By: Billy Nathan Setiawan | Billy Nathan Setiawan is an English teacher who will be commencing a PhD study at the University of South Australia in February 2020 with the Australian Government Research Training Program (RTP) scholarship
The newly appointed Minister of Education and Culture, Nadiem Makarim, has recently announced four educational policy programs in an attempt to reform and improve the quality of education in Indonesia. Dubbed ‘Merdeka Belajar’ or ‘freedom of learning’, the programs have gained both doubt and praise. The boldest of the four is that starting 2021, the national exam will be replaced by the Assessment of Minimum Competency and Survey of Character. The minimum competency covers three aspects: literacy, numeracy and character education. The Minister also stresses that ‘the world doesn’t need children who are good at memorizing’.
While many applaud this breakthrough, there is still a gap to be filled in our education systems. The nature of classrooms and schools in Indonesia should not be neglected when designing a new policy program. Classrooms in Indonesia consist of students from various cultural and religious backgrounds, bringing along complexity. Furthermore, preparing students to meet the world’s demand means that we need to prepare them to enter a new dimension or culture that may not be familiar. Indonesian children will be facing strong impacts of globalization, with many fear it threatens our values and systems of belief. One question remains: how to prepare our children to enter the globalized world and global competition while at the same time strengthening our identity as Indonesian? Thus, this article argues that intercultural education is a crucial aspect of education reform in Indonesia.
What is intercultural education? Intercultural education has been around for quite a while in Scandinavian countries, France, Germany and other European Union countries. The Council of Europe has been working on a lot of projects and resources in plurilingual and intercultural education. The term ‘intercultural communication’ and ‘intercultural education’ have emerged in response to global phenomena such as an increasing number of exchange students from one country to another, immigration, trades and global economy. Advancement of technology that enables easier communication among people from different countries or cultural backgrounds has also given a place for intercultural education to enhance.
Intercultural education values different opinions and views and opens to dialogue to mediate differences. Michael Bryam (1997) sets forth the skills, attitudes and knowledge (savoirs) in which intercultural education promotes such as knowledge of self and others, willingness to engage with people from different cultures in an equal relationship, interest in discovering other perspectives and willingness and readiness to suspend beliefs that one culture is better than the other. Furthermore, John Corbett (2003) states that the intercultural curriculum promotes a number of key values: ‘open-mindedness, curiosity, tolerance of difference, and respect for self and others’. Within intercultural education, students explore their own values while at the same time learning the values of others. Intercultural education teaches students to strengthen their own values while at the same time respecting different values of others. Within a properly implemented intercultural curriculum, learning others’ values should not threaten our own systems of belief.

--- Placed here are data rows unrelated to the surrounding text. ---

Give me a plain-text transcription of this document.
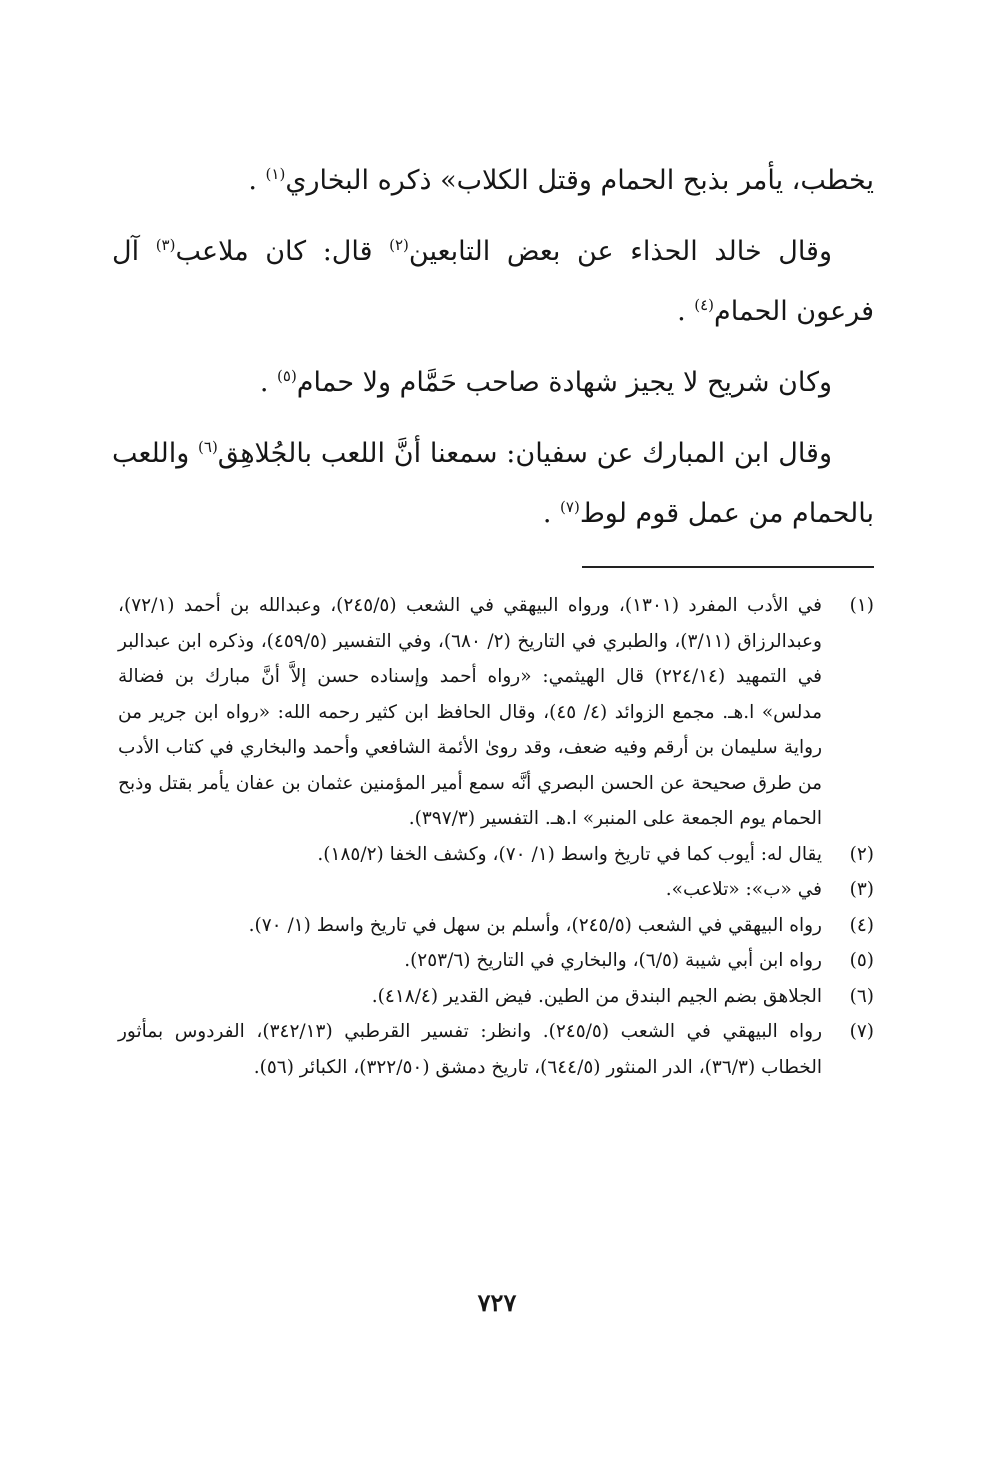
يخطب، يأمر بذبح الحمام وقتل الكلاب» ذكره البخاري$^{(١)}$ .

وقال خالد الحذاء عن بعض التابعين$^{(٢)}$ قال: كان ملاعب$^{(٣)}$ آل فرعون الحمام$^{(٤)}$ .

وكان شريح لا يجيز شهادة صاحب حَمَّام ولا حمام$^{(٥)}$ .

وقال ابن المبارك عن سفيان: سمعنا أنَّ اللعب بالجُلاهِق$^{(٦)}$ واللعب بالحمام من عمل قوم لوط$^{(٧)}$ .

(١)
في الأدب المفرد (١٣٠١)، ورواه البيهقي في الشعب (٢٤٥/٥)، وعبدالله بن أحمد (٧٢/١)، وعبدالرزاق (٣/١١)، والطبري في التاريخ (٢/ ٦٨٠)، وفي التفسير (٤٥٩/٥)، وذكره ابن عبدالبر في التمهيد (٢٢٤/١٤) قال الهيثمي: «رواه أحمد وإسناده حسن إلاَّ أنَّ مبارك بن فضالة مدلس» ا.هـ. مجمع الزوائد (٤/ ٤٥)، وقال الحافظ ابن كثير رحمه الله: «رواه ابن جرير من رواية سليمان بن أرقم وفيه ضعف، وقد روىٰ الأئمة الشافعي وأحمد والبخاري في كتاب الأدب من طرق صحيحة عن الحسن البصري أنَّه سمع أمير المؤمنين عثمان بن عفان يأمر بقتل وذبح الحمام يوم الجمعة على المنبر» ا.هـ. التفسير (٣٩٧/٣).
(٢)
يقال له: أيوب كما في تاريخ واسط (١/ ٧٠)، وكشف الخفا (١٨٥/٢).
(٣)
في «ب»: «تلاعب».
(٤)
رواه البيهقي في الشعب (٢٤٥/٥)، وأسلم بن سهل في تاريخ واسط (١/ ٧٠).
(٥)
رواه ابن أبي شيبة (٦/٥)، والبخاري في التاريخ (٢٥٣/٦).
(٦)
الجلاهق بضم الجيم البندق من الطين. فيض القدير (٤١٨/٤).
(٧)
رواه البيهقي في الشعب (٢٤٥/٥). وانظر: تفسير القرطبي (٣٤٢/١٣)، الفردوس بمأثور الخطاب (٣٦/٣)، الدر المنثور (٦٤٤/٥)، تاريخ دمشق (٣٢٢/٥٠)، الكبائر (٥٦).
٧٢٧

Why do we need intercultural education? Intercultural education will give both internal and external impact. As stated above, schools in Indonesia consist of students from various backgrounds. Students bring along different values and beliefs that they have learned at home to the classroom. Our classrooms reflect a multicultural environment. It also reflects our national motto ‘Bhinneka Tunggal Ika’ (Unity in Diversity). The key values promoted in intercultural education will teach our children to be more tolerant of differences and respect people who come from different cultures. Within this framework, students will shape their ‘intercultural attitudes’, in which they learn to ‘suspend disbelief about other cultures and beliefs about one’s own’. Acquiring these attitudes will prevent our children from assuming that their cultures, religions, beliefs and other systems are better than of others. This is relevant to tackle intolerance in our diverse country.

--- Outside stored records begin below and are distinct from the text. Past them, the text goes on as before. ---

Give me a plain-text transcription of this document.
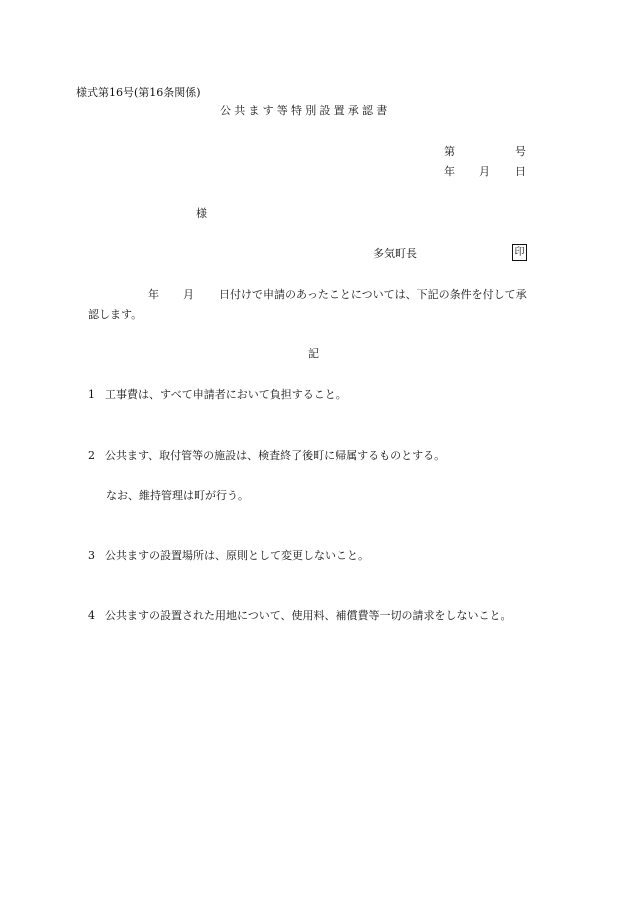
様式第16号(第16条関係)
公共ます等特別設置承認書
第	号
年 月 日
様
多気町長	印
年 月 日付けで申請のあったことについては、下記の条件を付して承
認します。
記
1 工事費は、すべて申請者において負担すること。
2 公共ます、取付管等の施設は、検査終了後町に帰属するものとする。
なお、維持管理は町が行う。
3 公共ますの設置場所は、原則として変更しないこと。
4 公共ますの設置された用地について、使用料、補償費等一切の請求をしないこと。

Secondly, intercultural education will also prepare our children to enter the globalized world without diminishing their core identity. Globalization is inevitable. We are forced to improve our human capital index and global competitiveness while on the other hand we are also demanded to maintain our identity and culture as Indonesians. It is understood that when we come into a new culture, our attitudes and beliefs will naturally change. However, through the intercultural curriculum, students will learn to explore their own culture, beliefs, and attitudes so the new culture they encounter will not subjugate them. Rather, they will be prepared to be ‘intercultural diplomats’ – negotiators between divergent world-views of their own culture and of others.

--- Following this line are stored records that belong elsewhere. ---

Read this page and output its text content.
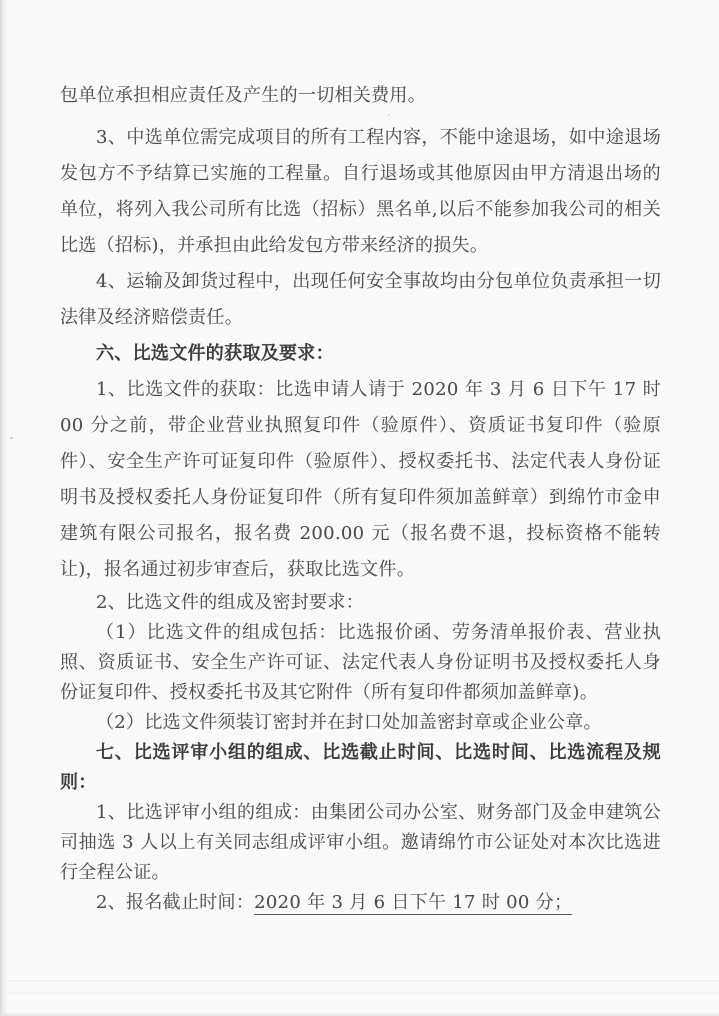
包单位承担相应责任及产生的一切相关费用。

3、中选单位需完成项目的所有工程内容，不能中途退场，如中途退场发包方不予结算已实施的工程量。自行退场或其他原因由甲方清退出场的单位，将列入我公司所有比选（招标）黑名单,以后不能参加我公司的相关比选（招标)，并承担由此给发包方带来经济的损失。

4、运输及卸货过程中，出现任何安全事故均由分包单位负责承担一切法律及经济赔偿责任。

六、比选文件的获取及要求：

1、比选文件的获取：比选申请人请于 2020 年 3 月 6 日下午 17 时 00 分之前，带企业营业执照复印件（验原件）、资质证书复印件（验原件）、安全生产许可证复印件（验原件）、授权委托书、法定代表人身份证明书及授权委托人身份证复印件（所有复印件须加盖鲜章）到绵竹市金申建筑有限公司报名，报名费 200.00 元（报名费不退，投标资格不能转让)，报名通过初步审查后，获取比选文件。

2、比选文件的组成及密封要求：

（1）比选文件的组成包括：比选报价函、劳务清单报价表、营业执照、资质证书、安全生产许可证、法定代表人身份证明书及授权委托人身份证复印件、授权委托书及其它附件（所有复印件都须加盖鲜章)。

（2）比选文件须装订密封并在封口处加盖密封章或企业公章。

七、比选评审小组的组成、比选截止时间、比选时间、比选流程及规则：

1、比选评审小组的组成：由集团公司办公室、财务部门及金申建筑公司抽选 3 人以上有关同志组成评审小组。邀请绵竹市公证处对本次比选进行全程公证。

2、报名截止时间：2020 年 3 月 6 日下午 17 时 00 分；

Lastly, intercultural education is not merely abstract. A number of scholars such as Michael Byram, Genevive Zarate, Angela Scarino, Anthony Liddicoat, John Corbett etc have been working on designing intercultural curriculum and assessment. Considering challenges and dilemmas faced in our education and what intercultural education brings to the table, it is time for education practitioners, policymakers and other stakeholders in the education field in our country to consider a place for intercultural curriculum in our education reform.